Make whatever decision you want. What I was saying, was when you add in Down Syndrome or any special needs condition to the mix to in utero results, it would be fantastic, mind blowing and maybe unrealistic, to hope that you knew that all else aside, you and your baby would be taken care of throughout the entire of your and their lives if you chose to go through with the pregnancy.
But we don’t know that, because it’s not true. Parents and women know that when they get that diagnosis, in utero or not, there are areas of their lives where they are going to be left blowing in the wind by our government. We’ve already seen in the last few weeks, parents of special needs children rallying together to try to keep some strength in an already disintegrating special needs education system. These things are part of our decision making process, because they are real. I’m not denying that.
I wrote that piece because I hate that these things are real, not because I want to make anyone feel guilty for their own personal choices. Choices that I freely admit that I would have made myself. Me saying that my frame of reference has shifted and I wouldn’t do it a second time doesn’t mean I judge those who would. It just means I miss my daughter like nothing else and would walk over an open fire to get her back.

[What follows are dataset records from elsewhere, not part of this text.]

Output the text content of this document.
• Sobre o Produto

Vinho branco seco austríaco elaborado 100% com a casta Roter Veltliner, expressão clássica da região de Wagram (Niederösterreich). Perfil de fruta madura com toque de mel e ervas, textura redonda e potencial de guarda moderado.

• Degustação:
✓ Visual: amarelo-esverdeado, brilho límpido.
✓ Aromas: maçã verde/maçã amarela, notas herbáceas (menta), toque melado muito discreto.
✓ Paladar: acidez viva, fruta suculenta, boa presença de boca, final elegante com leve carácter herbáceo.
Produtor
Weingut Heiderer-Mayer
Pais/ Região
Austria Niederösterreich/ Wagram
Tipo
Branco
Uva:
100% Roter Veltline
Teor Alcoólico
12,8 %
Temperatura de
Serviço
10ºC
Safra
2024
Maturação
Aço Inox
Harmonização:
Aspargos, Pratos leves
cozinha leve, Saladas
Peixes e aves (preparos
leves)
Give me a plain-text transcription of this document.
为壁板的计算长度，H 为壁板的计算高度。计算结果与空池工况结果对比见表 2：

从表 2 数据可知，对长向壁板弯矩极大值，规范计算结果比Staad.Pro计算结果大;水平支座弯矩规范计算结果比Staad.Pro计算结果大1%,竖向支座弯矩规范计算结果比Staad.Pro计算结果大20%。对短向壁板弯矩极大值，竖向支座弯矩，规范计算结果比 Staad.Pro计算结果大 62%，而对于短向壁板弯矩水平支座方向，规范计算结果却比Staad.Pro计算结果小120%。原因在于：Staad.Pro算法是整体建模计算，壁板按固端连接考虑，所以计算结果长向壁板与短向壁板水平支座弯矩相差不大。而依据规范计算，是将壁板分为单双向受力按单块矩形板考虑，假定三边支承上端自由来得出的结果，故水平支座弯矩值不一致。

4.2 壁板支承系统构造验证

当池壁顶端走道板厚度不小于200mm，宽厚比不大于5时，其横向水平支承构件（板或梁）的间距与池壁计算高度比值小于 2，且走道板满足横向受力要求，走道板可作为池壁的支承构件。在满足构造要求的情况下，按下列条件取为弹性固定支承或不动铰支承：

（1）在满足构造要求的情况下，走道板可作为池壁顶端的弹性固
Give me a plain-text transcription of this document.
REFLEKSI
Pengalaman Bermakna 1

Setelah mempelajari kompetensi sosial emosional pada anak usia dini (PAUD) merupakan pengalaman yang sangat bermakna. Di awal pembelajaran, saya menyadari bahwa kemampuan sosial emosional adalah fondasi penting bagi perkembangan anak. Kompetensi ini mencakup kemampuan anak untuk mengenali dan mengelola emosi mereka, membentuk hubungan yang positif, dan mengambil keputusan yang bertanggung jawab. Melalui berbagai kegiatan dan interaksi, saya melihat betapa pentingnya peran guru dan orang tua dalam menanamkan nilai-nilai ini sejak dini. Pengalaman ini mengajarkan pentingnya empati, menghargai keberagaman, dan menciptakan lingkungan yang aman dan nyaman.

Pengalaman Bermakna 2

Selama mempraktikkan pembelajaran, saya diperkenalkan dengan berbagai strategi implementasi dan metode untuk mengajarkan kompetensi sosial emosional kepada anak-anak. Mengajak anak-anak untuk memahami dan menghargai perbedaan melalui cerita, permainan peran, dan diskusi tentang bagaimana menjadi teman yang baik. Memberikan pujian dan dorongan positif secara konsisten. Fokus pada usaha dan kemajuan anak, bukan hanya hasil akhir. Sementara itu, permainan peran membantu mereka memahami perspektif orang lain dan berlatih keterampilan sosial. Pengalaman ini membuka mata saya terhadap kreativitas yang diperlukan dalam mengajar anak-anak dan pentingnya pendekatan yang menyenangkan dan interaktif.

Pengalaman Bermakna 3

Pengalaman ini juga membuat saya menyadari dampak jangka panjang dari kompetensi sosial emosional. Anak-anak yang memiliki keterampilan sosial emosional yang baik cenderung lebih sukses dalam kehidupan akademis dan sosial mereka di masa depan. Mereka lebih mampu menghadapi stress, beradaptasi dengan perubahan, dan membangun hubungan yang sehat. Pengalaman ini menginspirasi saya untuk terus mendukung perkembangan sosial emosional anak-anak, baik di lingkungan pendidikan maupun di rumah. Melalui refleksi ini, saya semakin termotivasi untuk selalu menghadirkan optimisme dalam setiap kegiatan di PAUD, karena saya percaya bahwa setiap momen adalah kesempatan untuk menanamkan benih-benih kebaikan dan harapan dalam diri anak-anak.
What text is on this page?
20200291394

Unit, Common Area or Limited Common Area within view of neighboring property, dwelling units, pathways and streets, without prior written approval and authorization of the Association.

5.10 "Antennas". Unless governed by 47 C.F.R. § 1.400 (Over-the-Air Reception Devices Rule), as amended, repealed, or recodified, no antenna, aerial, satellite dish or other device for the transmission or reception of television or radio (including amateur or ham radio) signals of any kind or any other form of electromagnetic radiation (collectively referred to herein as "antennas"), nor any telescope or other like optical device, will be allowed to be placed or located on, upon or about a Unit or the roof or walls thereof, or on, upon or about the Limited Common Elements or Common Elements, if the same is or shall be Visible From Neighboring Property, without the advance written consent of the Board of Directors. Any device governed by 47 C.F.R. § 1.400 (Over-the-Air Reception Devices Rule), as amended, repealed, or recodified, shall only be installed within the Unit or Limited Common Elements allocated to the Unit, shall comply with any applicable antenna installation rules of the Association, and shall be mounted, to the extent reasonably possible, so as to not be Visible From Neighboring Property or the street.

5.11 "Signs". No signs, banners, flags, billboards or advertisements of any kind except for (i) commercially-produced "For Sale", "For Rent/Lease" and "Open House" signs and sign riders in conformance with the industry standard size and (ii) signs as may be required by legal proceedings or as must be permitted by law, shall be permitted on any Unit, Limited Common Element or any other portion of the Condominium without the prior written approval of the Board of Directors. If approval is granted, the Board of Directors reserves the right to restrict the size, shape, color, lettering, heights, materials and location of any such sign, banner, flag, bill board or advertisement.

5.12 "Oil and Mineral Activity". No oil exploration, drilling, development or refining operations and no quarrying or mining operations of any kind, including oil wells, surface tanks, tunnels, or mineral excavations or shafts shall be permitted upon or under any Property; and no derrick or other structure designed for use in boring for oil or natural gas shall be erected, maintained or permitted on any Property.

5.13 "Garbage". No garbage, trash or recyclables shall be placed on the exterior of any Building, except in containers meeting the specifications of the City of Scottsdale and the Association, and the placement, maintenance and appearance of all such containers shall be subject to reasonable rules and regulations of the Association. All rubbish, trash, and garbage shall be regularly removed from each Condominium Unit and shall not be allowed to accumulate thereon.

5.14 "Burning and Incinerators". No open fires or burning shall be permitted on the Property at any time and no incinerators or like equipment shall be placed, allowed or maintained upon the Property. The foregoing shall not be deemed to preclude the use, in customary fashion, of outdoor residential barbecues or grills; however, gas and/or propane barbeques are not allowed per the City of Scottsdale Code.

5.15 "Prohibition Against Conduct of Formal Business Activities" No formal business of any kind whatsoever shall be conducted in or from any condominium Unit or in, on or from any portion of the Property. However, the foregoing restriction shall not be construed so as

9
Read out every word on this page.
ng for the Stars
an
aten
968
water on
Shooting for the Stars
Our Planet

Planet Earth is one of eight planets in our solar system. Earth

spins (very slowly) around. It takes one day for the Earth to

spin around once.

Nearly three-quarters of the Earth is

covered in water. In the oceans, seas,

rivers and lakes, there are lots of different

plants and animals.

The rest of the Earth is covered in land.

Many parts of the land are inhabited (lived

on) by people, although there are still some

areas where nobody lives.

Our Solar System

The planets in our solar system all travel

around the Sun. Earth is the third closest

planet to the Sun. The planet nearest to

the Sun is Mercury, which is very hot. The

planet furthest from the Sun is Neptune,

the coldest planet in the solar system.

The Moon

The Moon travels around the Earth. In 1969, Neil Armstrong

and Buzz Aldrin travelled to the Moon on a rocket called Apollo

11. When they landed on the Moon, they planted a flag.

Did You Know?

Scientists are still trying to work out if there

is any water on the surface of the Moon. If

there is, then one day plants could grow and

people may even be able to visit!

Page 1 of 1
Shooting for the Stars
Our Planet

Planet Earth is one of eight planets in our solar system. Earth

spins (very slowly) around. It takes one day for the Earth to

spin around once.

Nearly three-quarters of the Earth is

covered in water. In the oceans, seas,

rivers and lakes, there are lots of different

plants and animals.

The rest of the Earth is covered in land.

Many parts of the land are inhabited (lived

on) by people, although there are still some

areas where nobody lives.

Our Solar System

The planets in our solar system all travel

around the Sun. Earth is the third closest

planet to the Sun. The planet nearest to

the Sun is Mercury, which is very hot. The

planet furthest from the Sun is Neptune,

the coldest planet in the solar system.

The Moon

So today, I want to acknowledge anyone I hurt. I am in an online group of mothers where we talk about how to be respectful to each other, because we all know online communication can be a minefield. One of the things we talk about sometimes is how when someone is hurt, it’s dismissive to just say “I didn’t intend to hurt you,” and expect that that be enough. It makes it seem like their hurt is on no one and no responsibility needs to be taken. In this case, I want to say while I didn’t intend the message that some read into my piece, I am still very sorry for causing that hurt. It’s a lesson for me that when I’m writing about such a heated and emotionally triggering topic I should think through my language choices and process carefully.
I was worried, in writing that piece, that I was laying myself too bare, but I see that that wasn’t the issue, the issue was I was thinking through an issue in writing that is too dangerous to do that with. I was doing what I often do with writing, which is to figure out what I think and feel through the process of writing, but this issue wasn’t the place to do that.
I needed to find that place where I could be both a feminist and a special needs advocate and have those two worlds work together in my mind before I put it on paper.
So if I upset you with my words, I’m sorry. I will continue to write and to talk and to problem solve. Neither of these issues is one that should be silenced. I appreciate all the points of view that were expressed yesterday. It helped me to be a better feminist and a better writer.